At the meeting, the difficulties of keeping watch over Sadr City are evident. A group of Iraqi Army captains sit around the conference table discussing their respective Baghdad neighborhoods as they do at the end of every week. The mood is relaxed as these military men with nicknames like “Bokha” (“Rotten on the Inside”), “Olive Oil” (the smooth and lanky one) and “Piggy” talk about their latest efforts to crack down on the insurgency and crack jaded jokes about their successes and failures. But when the conversation turns to Sadr City, the banter grounds to a halt. Fifteen shootings, a mortar attack on Iraqi Army HQ, a fuel station blown up by an improvised explosive device, a firefight between militiamen and Sunni rivals at a traffic circle—and this is just a run-of-the-mill week, by Sadr City standards. A stern-looking American sergeant abandons his casual perch on the windowsill and addresses the room. “The reports we’re getting aren’t specific enough,” he says. “An explosion in Sadr City, that’s what I hear. That’s fine. But when a patrol’s been on site for 15 minutes, he should be able to call back ‘who, what, when, where, why.’ That’s taking a couple of hours. That’s where there’s an issue.”

Indeed, once on the streets of Sadr City, the lack of communication between Iraqi Army soldiers and the Americans is evident. As Wayman’s unit approaches a checkpoint manned solely by Iraqis, an angry look spreads across his face as he mouths the words, “Put your helmets on.” With more than a hint of dismay, he mutters, “These are my guys.”

Wayman admits the Iraqi soldiers who watch over Sadr City are doing their best.
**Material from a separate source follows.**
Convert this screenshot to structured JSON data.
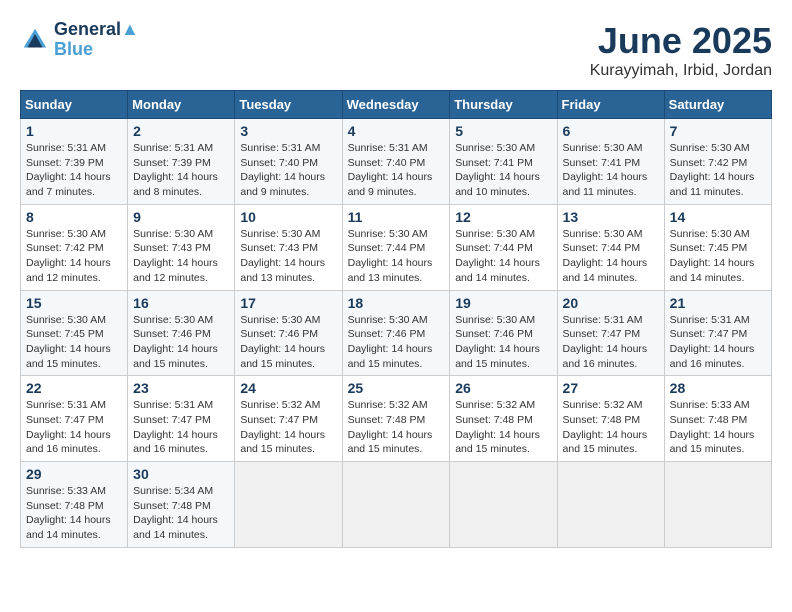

After checking in with Riadh Ahmed, a 25-year-old Sunni soldier stationed near the edge of the slum, the American turns to me and explains that they live in “hard conditions” in a dilapidated building with no air conditioning and “barely adequate food”—not to mention the constant threat of being killed by militiamen. “Do they need help?” asks Wayman rhetorically. “Yeah. But we’re working on that.” As for Ahmed, he’s forthright. “Honestly, I’m not comfortable,” he says in broken English.
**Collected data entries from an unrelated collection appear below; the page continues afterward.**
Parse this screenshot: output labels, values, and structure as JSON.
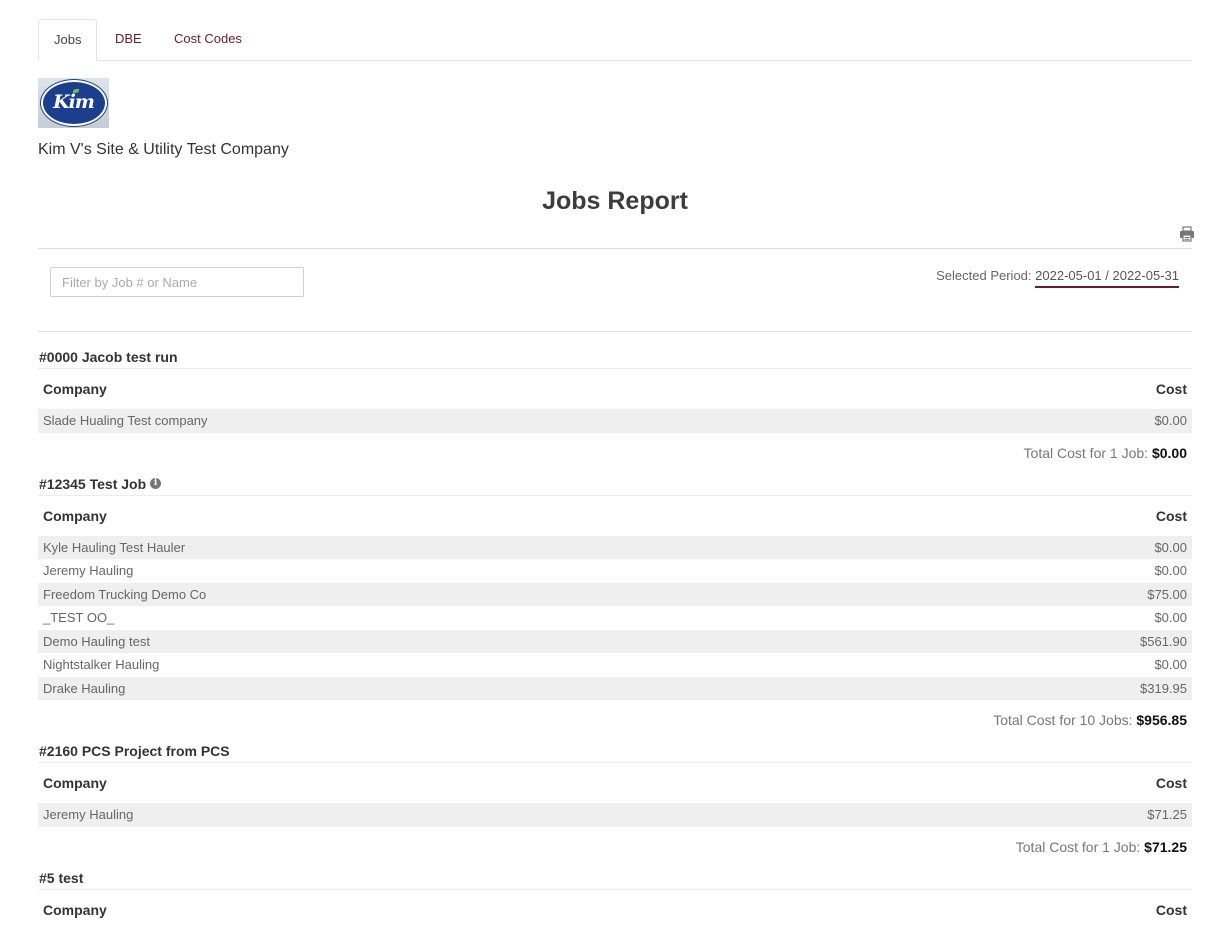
{
  "tabs": [
    {
      "label": "Jobs",
      "active": true
    },
    {
      "label": "DBE",
      "active": false
    },
    {
      "label": "Cost Codes",
      "active": false
    }
  ],
  "logo": {
    "text": "Kim",
    "colors": {
      "oval": "#1b3f8c",
      "leaf": "#6cc24a"
    }
  },
  "company_name": "Kim V's Site & Utility Test Company",
  "report_title": "Jobs Report",
  "filter": {
    "placeholder": "Filter by Job # or Name",
    "value": ""
  },
  "period": {
    "label": "Selected Period:",
    "value": "2022-05-01 / 2022-05-31"
  },
  "table_headers": {
    "company": "Company",
    "cost": "Cost"
  },
  "jobs": [
    {
      "title": "#0000 Jacob test run",
      "has_info": false,
      "rows": [
        {
          "company": "Slade Hualing Test company",
          "cost": "$0.00"
        }
      ],
      "total_label": "Total Cost for 1 Job:",
      "total_value": "$0.00"
    },
    {
      "title": "#12345 Test Job",
      "has_info": true,
      "rows": [
        {
          "company": "Kyle Hauling Test Hauler",
          "cost": "$0.00"
        },
        {
          "company": "Jeremy Hauling",
          "cost": "$0.00"
        },
        {
          "company": "Freedom Trucking Demo Co",
          "cost": "$75.00"
        },
        {
          "company": "_TEST OO_",
          "cost": "$0.00"
        },
        {
          "company": "Demo Hauling test",
          "cost": "$561.90"
        },
        {
          "company": "Nightstalker Hauling",
          "cost": "$0.00"
        },
        {
          "company": "Drake Hauling",
          "cost": "$319.95"
        }
      ],
      "total_label": "Total Cost for 10 Jobs:",
      "total_value": "$956.85"
    },
    {
      "title": "#2160 PCS Project from PCS",
      "has_info": false,
      "rows": [
        {
          "company": "Jeremy Hauling",
          "cost": "$71.25"
        }
      ],
      "total_label": "Total Cost for 1 Job:",
      "total_value": "$71.25"
    },
    {
      "title": "#5 test",
      "has_info": false,
      "rows": [],
      "total_label": "",
      "total_value": ""
    }
  ]
}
But just because they’re doing their best doesn’t mean the Iraqi Army are necessarily doing enough. At a checkpoint which had been hit by an IED earlier in the day, Wayman has to repeat his basic mantra. After enduring the American’s reprimand for not shutting off the road after the explosion, the Iraqi soldier in charge smiles politely. “This time we’ll take it seriously,” he says. “Absolutely,” replies Wayman. “But you gotta put your helmets on.”

As the tense 45-minute patrol comes to an end, relief spreads throughout Wayman’s humvee. Cruising out of what appears on the surface to be a ghost-town, the captain explains that although Sadr City empties when U.S. patrols come through, it can turn on a dime. “The garbage is pre-positioned to block the roads—the Mahdi put that shit out there,” he says. “They don’t take long to organize. They communicate. A U.S. patrol took a wrong turn last night, and half an hour later they’d blocked off the street.” A few minutes later, Wayman’s convoy takes another wrong turn, and hits what appears to be another dead end. As the tension mounts, the forward vehicle scouts out ahead, passing a fruit-stand adorned with a poster of Diego Maradona.

The signal is given: it’s not a dead end after all, and Wayman’s team proceeds back to the Ministry of Defense in silent relief.